Books-Economy: 2007年6月アーカイブ
とにかく面白い視点が満載でいっきに読めた。
経済学を使って、世の中の仕組みをひもとく。副題の「お金がない人を助けるには」だけではなくさまざまな話題がある。
・16歳の時の身長が現在の賃金に影響している「身長プレミアム」の理由
・重役の美男美女度が高いほど企業の業績がよいのはなぜか
・「イイ男は結婚している」のか、「結婚してイイ男になる」のか
・プロスポーツチームは強ければ強いほど儲かるのか?
・野球の勝敗における監督の力ってどれほどあるのか?
などなど。
気になる俗説の真偽究明や、意外な事実の深追いという導入が多いので、興味を持って読みやすい。そして、ちゃんと最後は経済学的な説明をつけて読者を納得させる。

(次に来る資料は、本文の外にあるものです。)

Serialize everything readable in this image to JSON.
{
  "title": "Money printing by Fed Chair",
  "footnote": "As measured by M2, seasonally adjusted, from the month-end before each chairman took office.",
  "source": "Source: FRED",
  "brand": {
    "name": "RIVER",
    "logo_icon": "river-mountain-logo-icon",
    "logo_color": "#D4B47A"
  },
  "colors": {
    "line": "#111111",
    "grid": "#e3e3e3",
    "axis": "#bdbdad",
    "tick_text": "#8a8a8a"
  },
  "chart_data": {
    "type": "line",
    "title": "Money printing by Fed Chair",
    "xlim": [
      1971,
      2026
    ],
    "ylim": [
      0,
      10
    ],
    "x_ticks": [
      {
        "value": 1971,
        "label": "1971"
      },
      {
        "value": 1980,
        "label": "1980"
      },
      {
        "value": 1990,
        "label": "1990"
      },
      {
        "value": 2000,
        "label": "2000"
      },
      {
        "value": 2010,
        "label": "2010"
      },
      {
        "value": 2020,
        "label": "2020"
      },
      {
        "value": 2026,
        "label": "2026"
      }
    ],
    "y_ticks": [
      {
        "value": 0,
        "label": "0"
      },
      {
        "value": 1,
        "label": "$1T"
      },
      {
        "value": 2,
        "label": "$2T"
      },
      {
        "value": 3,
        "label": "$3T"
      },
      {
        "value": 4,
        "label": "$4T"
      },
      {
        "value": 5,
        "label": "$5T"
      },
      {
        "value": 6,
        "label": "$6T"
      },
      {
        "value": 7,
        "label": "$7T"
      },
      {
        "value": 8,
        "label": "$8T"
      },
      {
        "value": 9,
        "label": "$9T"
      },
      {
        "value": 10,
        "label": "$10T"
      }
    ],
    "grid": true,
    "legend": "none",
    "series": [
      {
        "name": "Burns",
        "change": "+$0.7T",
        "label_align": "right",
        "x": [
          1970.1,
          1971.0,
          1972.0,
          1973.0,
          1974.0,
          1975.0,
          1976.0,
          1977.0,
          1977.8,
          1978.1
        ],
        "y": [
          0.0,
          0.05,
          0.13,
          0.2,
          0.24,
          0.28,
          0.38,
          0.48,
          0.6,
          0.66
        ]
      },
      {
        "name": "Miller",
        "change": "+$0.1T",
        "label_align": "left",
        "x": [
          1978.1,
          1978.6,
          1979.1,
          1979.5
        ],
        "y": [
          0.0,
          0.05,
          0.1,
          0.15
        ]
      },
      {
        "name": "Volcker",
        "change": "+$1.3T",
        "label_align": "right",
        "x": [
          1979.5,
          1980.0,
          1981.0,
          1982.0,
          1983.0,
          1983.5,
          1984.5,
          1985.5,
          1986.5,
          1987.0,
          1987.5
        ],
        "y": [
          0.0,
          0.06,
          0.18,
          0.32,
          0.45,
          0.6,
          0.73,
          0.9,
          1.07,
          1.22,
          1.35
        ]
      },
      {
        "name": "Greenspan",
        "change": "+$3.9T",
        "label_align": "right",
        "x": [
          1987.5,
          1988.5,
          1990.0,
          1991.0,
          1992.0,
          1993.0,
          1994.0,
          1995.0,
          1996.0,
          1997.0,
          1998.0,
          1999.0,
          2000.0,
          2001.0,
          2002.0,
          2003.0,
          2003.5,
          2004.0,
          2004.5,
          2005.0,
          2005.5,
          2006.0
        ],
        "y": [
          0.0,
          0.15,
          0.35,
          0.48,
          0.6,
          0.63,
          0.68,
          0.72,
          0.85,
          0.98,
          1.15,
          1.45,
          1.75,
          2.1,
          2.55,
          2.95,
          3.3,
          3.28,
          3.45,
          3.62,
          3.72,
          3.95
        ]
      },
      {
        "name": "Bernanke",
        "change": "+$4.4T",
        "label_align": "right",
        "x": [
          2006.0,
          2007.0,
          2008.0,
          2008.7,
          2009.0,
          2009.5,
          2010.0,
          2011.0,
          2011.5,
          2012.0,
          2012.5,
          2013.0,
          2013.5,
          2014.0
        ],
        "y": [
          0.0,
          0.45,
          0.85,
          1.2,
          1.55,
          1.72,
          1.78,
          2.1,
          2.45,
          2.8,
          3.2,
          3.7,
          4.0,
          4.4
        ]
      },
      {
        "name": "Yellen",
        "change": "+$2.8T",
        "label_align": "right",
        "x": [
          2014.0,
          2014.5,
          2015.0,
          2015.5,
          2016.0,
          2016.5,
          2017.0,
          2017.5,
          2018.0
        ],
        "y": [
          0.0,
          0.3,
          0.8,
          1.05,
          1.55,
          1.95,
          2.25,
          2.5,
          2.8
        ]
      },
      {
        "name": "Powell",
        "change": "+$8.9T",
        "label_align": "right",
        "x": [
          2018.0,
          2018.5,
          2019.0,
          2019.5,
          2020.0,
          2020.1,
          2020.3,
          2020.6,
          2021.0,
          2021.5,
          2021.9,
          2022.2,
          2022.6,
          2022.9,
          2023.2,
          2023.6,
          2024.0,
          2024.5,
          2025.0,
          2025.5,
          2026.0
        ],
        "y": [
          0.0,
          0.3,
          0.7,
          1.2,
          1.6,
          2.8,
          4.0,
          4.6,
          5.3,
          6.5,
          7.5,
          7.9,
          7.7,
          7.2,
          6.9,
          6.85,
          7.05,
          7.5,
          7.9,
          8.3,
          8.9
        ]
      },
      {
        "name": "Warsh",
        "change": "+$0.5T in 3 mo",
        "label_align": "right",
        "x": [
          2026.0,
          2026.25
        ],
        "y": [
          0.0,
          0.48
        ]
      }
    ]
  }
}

年功賃金と成果主義について真正面から考える部分が特に個人的には勉強になった。「年功賃金はなぜ存在するのか」について、著者は4つの仮説があるという。
1 人的資本理論
「勤続年数とともに技能が上がっていくため、それに応じて賃金もあがっていく」
2 インセンティブ理論
「若い時は生産性以下、年をとると生産性以上の賃金制度のもとで、労働者がまじめに働かなかった場合には解雇するという仕組みにして、労働者の規律を高める」
3 適職探し理論
「企業のなかで従業員は、自分の生産性を発揮できるような職を見つけていくのであり、その過程で生産性が上がっていく」
4 生計費理論
「生活費が年とともに上がっていくので、それに応じて賃金を支払う」
5 習慣形成理論
「人々は賃金の増加を喜ぶ」「生活習慣に慣れてしまって、その後生活水準を下げることがつらいことを知っているから、生活水準を徐々に上げていくことを選んでいる」
この年功賃金は実は世界共通の傾向でもあり、日本企業だけの制度ではない。労働者にアンケートを取ってみると、賃金がだんだん上がっていく年功賃金が好まれたという報告もある。総合的に考えると多くの職場で年功型賃金が与える満足度はとても大きなもので、年功賃金を単純に廃止すれば労働意欲を大きく損ねることになるという分析があった。
これに対して、成果主義が機能するケースとして、
1 どのような仕事のやり方をすれば成果があがるかについて企業がよくわからない場合2 従業員の仕事ぶりを評価することが難しいが成果の評価が正確にできる場合
の2つがあげられている。成果主義を見直す良い材料になるパート。
この本の面白さは「ヤバい経済学」に似ている。経済学だが、需要と供給の話はほとんどでてこなくて、インセンティブや人々の生活思考を研究の対象にしている。新書だが単行本なみに内容が詰まっている。